Monday, Jun. 02, 2003
Lionized in Winter
By Matthew Cooper/Washington
In the history of the republic, 11,707 men and women have served in Congress. Only two have held office longer than Robert Byrd, first elected to the House in 1952 and the Senate in '58. He has been around long enough to have served with a Connecticut Brahmin named Prescott Bush, the President's grandfather. With his white hair, benign tremor and penchant for quoting the Romans, Byrd seems more like a Senator from the 19th century than one from the 21st. He has never seen MTV. He refers to the camera in the Senate chamber as "the eee-leck-tronic eye." But due to his fierce opposition to the Iraq war, Byrd at 85 has become an Internet icon with a rash of young and liberal admirers, which is ironic given that Byrd fought civil rights in the '60s and, as is often noted, briefly joined the Ku Klux Klan. Once known as a hawk ("I was the last man out of Vietnam," he says), Byrd has become the Senate's new Paul Wellstone.
The Byrd renaissance began on Feb. 12, 35 days before the first bombs fell on Baghdad, when he rose on the Senate floor to rail against the looming conflict. While other Senators muted their criticism, Byrd derided President Bush as "reckless and arrogant." He also denounced his fellow Democrats: "This chamber is, for the most part, silent--ominously, dreadfully, silent." Byrd's words lit up the Internet. Wes Boyd, the head of MoveOn.org a liberal group that opposed the war, received 15 copies of the speech from fellow activists in 72 hours after it was delivered. "It's the way stump speeches were delivered generations ago," says Boyd. "It was tacked on a wall and a crowd gathered to read it. And it got bigger and bigger." In January, Byrd's website got just 436,000 hits; in March, 3.7 million.
Just last week Byrd drew another Internet throng, declaring that Bush had lied about Iraqi weapons of mass destruction and would get caught: "This house of cards, built of deceit, will fall." The attention has made Byrd a prime target of the right. The conservative site NewsMax.com includes Byrd in its Deck of Weasels playing cards, along with Susan Sarandon. Rush Limbaugh labels the Senator's talks "Byrd droppings."
To understand Byrd, though, you have to understand his love of history, from devouring classics to penning tomes about the American and Roman Senates. When John Kennedy Jr. asked Byrd to list his summer reading for his magazine George, Byrd included such page turners as The Lives of the Twelve Caesars.

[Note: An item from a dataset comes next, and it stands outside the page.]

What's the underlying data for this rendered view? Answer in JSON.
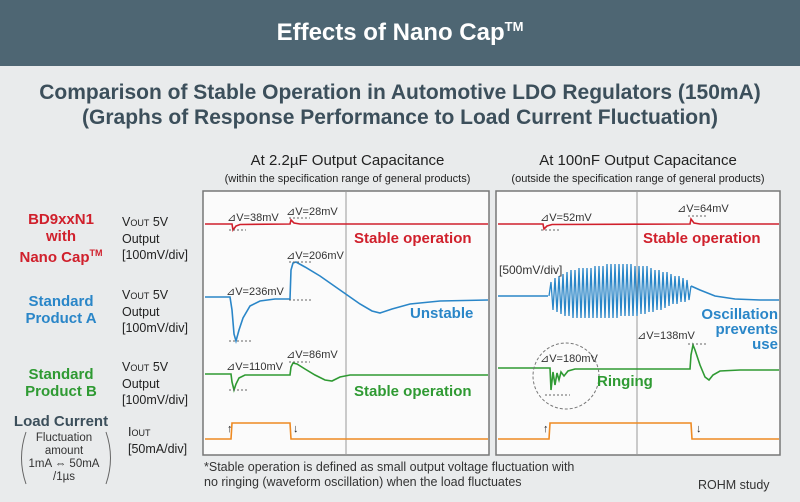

For Byrd, history not only teaches the importance of rules and precedent but also offers warnings for the present. Deviation from democratic process can, he says, cloak an attempt "to dominate all branches of government." For that reason, Byrd says, "this Republic is at its greatest danger in its history because of this Administration." He cites as an example the Bush Administration's efforts to seek greater discretionary defense spending free of congressional scrutiny. That doesn't sound so alarming, but for Byrd precedent is everything. And everything about the Iraq war--from the radical new doctrine of military pre-emption to the Administration's failure to offer an estimate of the war's cost--ate at Byrd's sense of tradition. Conservatives and liberals who think he's a peacenik miss the point. With Byrd, the rules aren't picayune but the bricks of democracy. His legendary 98.74% voting record grows out of his faith that every vote matters, even when it's merely procedural. For him, God--and the Republic--is in the details.
And why not? Obsession with process has made Byrd a god in West Virginia; his mastery of appropriations has funneled billions to the perennially poor state. While Al Gore lost the state in 2000, Byrd won all but seven of its 1,970 precincts. Senators, too, admire his command, seeking him out like a somewhat eccentric sage. When Bill Frist ascended to Byrd's old post as majority leader, the two met for two hours. Hillary Clinton comes by for advice.
While Beltway types often dismiss Byrd as a fossil, his anachronistic style is bracing, especially at a time when the Republican-led Senate is considering revamping the filibuster rules to smooth the path of Bush's judicial nominees. Like anyone who has seen Jimmy Stewart in Mr. Smith Goes to Washington, Byrd knows the filibuster can be used for good and for ill and is better left alone. "It may irritate us. It may irk us, but it's stood the test of time," Byrd declares. He could well be talking about himself.